A powerful thunderstorm raced into the Twin Cities from the west Sunday morning, bringing heavy rain, thunder and strong winds, ripping down trees and causing property damage.

Hail in many Twin Cities communities was so thick that it resembled several inches of snow.

The metro area office of the National Weather Service (NWS) said in a tweet about 8:35 a.m.: “It’s NASTY here at the office in Chanhassen right now. TAKE COVER in the Twin Cities NOW!!!!”

Within minutes, downtown Minneapolis experienced dark green storm clouds, heavy rain and the peppering of hail. The Twin Cities temperature plunged as the storm rolled in, from 75 degrees at 8 a.m. to barely 60 two hours later, the NWS said.

Crews have restored power to roughly 150,000 Xcel Energy customers since the storm hit, with the west metro accounting for a large chunk of that total.

By 11 a.m. Monday, the number of customers without electricity was down to about 14,500, the utility reported.

The first storm-related injuries surfaced in St. Paul, where the Fire Department said a storm-damaged tree that was being cut fell on two adults in the 1800 block of W. Minnehaha Avenue. Both were taken to Regions Hospital and were expected to survive the injuries.

In Coon Rapids, public works crews fired up the heavy equipment and plowed several inches of hail from the streets.

“Unusual sight for June!” the city posted on its Twitter account.

Farther east, in Scandia, the Washington County Sheriff’s Office reported there was “so much hail, it’s like it snowed.”

One of the most dramatic incidents of damage occurred to the Monticello High School baseball dugout. A weather spotter said the cinder block structure was destroyed by the force of the storm. In that same city, a large tree toppled and landed on a home.

Skies turned calm by midday, with high humidity and just a chance of isolated storms Sunday evening.

Chisago County sheriff’s deputies between Rush City and North Branch, just north of the metro, herded to shelter many bicyclists participating in a 150-mile multiple sclerosis charity bike ride. The cyclists were back on the road by 10 a.m. or so, once the wicked weather passed.

The NWS had reports of hail and an inch of rain on the western edge of the Twin Cities in Delano, while workers at Valleyfair amusement park in Shakopee reported tables and chairs being tossed about. A storm spotter alerted the Weather Service to hail measuring 1.75 inches in diameter leaving pockmarks on residential siding in Blaine. Also in Blaine, the renowned TPC golf course blasted out an e-mail saying that the storm halted operations “until further notice.”
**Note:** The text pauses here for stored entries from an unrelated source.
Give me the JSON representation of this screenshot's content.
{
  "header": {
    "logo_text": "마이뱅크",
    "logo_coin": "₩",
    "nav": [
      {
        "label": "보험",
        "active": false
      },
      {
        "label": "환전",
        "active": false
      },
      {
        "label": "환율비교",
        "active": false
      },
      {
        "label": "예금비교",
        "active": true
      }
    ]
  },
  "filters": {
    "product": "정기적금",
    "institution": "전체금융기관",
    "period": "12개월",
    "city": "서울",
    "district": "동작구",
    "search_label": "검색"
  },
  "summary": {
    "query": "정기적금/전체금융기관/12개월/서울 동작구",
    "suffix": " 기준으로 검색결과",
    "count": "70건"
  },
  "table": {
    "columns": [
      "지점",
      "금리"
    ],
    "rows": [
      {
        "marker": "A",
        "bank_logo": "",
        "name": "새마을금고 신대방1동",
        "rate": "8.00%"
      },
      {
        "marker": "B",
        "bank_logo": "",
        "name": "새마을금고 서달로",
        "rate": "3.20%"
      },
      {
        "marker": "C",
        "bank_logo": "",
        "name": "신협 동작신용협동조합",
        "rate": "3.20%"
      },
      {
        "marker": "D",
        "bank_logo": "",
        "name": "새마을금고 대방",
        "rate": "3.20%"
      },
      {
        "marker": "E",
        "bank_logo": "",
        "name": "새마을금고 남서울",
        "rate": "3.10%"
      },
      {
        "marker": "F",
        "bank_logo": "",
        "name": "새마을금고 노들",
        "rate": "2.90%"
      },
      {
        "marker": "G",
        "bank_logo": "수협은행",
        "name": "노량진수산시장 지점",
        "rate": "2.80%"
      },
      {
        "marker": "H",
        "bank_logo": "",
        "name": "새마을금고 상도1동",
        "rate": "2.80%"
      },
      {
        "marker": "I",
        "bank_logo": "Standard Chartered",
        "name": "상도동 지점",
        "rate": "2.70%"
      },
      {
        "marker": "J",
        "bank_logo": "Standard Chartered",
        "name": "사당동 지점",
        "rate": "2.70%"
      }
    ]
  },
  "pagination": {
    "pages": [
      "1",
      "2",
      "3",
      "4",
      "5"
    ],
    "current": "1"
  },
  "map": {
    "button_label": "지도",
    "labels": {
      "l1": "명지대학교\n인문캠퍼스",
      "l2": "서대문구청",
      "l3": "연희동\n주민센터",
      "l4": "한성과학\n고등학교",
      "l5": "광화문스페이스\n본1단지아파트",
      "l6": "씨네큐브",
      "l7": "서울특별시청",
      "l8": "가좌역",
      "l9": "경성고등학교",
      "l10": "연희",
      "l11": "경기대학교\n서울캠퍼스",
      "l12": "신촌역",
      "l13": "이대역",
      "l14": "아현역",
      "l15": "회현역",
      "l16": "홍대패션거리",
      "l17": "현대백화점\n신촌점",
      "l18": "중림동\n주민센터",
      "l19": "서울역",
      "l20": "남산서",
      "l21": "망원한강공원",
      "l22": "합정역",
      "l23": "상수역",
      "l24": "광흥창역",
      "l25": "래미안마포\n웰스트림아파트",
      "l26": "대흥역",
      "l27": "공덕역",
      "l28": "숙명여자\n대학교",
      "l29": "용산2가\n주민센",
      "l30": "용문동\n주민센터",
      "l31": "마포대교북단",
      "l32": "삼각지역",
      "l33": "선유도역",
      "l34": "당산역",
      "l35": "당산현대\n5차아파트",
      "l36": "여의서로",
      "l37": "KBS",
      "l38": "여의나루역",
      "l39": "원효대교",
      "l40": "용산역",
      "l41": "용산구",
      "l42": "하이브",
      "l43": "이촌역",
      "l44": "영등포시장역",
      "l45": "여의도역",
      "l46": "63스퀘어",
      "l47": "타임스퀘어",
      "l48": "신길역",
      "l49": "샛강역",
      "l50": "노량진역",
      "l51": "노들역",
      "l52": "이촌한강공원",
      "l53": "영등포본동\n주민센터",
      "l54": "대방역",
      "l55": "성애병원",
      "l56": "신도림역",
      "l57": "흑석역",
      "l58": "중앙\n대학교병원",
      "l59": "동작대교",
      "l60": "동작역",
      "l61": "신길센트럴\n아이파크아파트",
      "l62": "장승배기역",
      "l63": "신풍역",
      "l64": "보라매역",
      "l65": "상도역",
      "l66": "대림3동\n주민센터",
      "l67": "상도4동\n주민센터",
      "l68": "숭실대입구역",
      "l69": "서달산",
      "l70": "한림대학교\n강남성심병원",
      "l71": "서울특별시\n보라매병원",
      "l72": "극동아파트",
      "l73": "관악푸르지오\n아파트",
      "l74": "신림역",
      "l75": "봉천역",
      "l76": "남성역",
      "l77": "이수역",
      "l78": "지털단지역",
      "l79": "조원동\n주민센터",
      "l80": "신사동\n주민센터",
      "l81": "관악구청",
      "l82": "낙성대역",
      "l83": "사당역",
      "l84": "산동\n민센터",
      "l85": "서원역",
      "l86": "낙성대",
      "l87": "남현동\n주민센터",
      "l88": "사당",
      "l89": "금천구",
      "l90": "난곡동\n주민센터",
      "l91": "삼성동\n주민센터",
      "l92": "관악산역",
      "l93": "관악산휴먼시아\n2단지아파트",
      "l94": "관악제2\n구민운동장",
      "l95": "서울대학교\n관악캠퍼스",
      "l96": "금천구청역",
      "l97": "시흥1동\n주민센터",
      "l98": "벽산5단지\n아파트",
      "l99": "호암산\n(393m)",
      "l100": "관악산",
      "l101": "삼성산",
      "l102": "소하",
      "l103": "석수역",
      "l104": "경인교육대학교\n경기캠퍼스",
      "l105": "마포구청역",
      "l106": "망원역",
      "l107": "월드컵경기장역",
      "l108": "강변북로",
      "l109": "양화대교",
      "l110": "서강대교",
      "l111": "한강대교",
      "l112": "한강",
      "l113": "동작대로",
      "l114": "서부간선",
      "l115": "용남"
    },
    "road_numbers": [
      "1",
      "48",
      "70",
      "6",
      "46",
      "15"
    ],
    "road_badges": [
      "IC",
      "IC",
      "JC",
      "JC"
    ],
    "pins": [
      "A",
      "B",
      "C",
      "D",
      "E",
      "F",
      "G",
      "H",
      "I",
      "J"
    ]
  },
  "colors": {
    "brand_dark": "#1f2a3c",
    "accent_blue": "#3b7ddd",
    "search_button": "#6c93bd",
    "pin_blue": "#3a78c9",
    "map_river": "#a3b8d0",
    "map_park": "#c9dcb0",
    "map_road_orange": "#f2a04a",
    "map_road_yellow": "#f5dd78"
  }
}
Hail and at least 1.75 inches of rain were recorded in Lino Lakes. Winds measured at 69 mph whipped through Richfield, while 60 mph winds hit Brooklyn Center, Waconia and Mound, according to the NWS.

Hail accumulated in snowlike piles at the site of an art fair in Excelsior and all across the Twin Cities, where residents were furiously snapping photos of the white pellets blanketing cars, patios and sidewalks.

Just west of the Twin Cities, a tornado warning was in effect in Meeker County, where a large tree was blocking a highway near Kingston. Winds in Litchfield reached 80 mph shortly after 8 a.m., the NWS reported.

By late Sunday morning, it was western Wisconsin’s turn for thunderstorm and tornado warnings. In the Barron County town of Almena, a greenhouse reported damage, according to the NWS.

Strong winds took down trees and power lines in Kerkoven, west of Willmar, the NWS reported. Wind speeds topping 50 mph were reported west of Olivia, and trees were toppled in the Kandiyohi County community of Pennock, the Weather Service added.

Look for a continued possibility of thunderstorms Monday into Wednesday, the NWS said. In that time frame, Tuesday afternoon and evening look the most unstable, and a ramp-up in the heat is also in the forecast.